You can thank the quality of the performances for that. Bridges is wonderful, and while this character is hardly a stretch for the Oscar-winner, he still manages to deliver a multidimensional portrait of an artist still searching for answers after untold years of success under his belt that’s continually fascinating. Beckinsale follows up her award-worthy work in Love & Friendship with another solid turn, and if Johanna wasn’t so insipidly written I’d likely be singing her praises rather loudly. Nixon is underutilized to a rather massive degree. Same time, her one big moment, a scene where Judith gets the opportunity to lay down the law to Thomas like he’s never heard before, is stunning, the veteran actress elevating things to a level that was simply remarkable. As for Brosnan, he’s also superb, the emotional complexity he ends up displaying as he spins his way through what should have been a banal, soul-crushing third act twist rather terrific.
Clemons isn’t used as well as her more established cast mates are, Mimi a crutch aiding Thomas as he wobbles his way through the various ins and outs of this story and little else. As for Turner, he does a fine job, and I certainly feel like the Green Room
I don’t know. As horrible as a lot of this sounds, I still found plenty lurking inside The Only Boy in New York that I enjoyed there’s no way I can dismiss it entirely.
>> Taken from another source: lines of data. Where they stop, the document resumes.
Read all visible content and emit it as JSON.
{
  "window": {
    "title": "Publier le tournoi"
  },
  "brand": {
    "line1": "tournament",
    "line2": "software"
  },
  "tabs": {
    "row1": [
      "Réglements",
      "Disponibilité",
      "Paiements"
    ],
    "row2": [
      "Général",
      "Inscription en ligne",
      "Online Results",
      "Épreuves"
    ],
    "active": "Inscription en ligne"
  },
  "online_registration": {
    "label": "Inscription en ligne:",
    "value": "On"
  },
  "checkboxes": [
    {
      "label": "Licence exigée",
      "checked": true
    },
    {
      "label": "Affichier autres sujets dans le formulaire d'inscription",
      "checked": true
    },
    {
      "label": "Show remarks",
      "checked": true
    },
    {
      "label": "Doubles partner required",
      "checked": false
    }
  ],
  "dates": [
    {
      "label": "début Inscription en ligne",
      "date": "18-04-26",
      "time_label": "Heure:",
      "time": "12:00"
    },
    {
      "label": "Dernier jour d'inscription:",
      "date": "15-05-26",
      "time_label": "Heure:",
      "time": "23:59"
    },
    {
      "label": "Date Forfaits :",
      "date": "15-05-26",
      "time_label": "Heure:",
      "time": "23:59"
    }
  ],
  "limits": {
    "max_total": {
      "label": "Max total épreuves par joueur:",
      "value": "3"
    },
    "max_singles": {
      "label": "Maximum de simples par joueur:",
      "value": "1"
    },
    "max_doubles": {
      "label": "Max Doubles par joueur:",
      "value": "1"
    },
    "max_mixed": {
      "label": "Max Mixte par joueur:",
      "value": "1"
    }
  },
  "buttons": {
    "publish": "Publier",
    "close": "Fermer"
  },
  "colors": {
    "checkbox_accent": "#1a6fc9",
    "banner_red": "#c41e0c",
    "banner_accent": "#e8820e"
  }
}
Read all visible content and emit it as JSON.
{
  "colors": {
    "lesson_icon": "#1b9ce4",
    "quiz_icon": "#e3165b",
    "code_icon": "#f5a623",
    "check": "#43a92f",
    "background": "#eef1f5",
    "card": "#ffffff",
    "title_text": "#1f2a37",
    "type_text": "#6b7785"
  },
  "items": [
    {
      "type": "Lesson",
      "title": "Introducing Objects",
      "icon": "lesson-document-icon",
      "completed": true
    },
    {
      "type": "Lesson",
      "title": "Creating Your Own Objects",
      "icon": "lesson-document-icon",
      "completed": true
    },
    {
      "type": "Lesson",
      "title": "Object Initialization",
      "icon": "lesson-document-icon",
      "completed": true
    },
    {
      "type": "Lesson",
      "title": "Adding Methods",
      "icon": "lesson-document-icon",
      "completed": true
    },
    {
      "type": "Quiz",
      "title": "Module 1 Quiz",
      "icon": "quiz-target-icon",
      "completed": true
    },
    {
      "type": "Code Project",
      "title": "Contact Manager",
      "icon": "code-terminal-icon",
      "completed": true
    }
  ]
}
Webb continues to rebound from his time trying to make Spider-Man amazing, and while this effort doesn’t rise to the same heights as (500) Days of Summer or Gifted, it’s once again obvious he’s far more comfortable playing with characters like these than he is leading superheroes in their various battles against any number of supervillains. While I don’t think people should rush out and give this an immediate look, I certainly wouldn’t begrudge anyone from doing so if the opportunity to snag a cheap second-run matinee ticket might arise, Thomas’s story having just enough in the way of merit to warrant a cursory glance.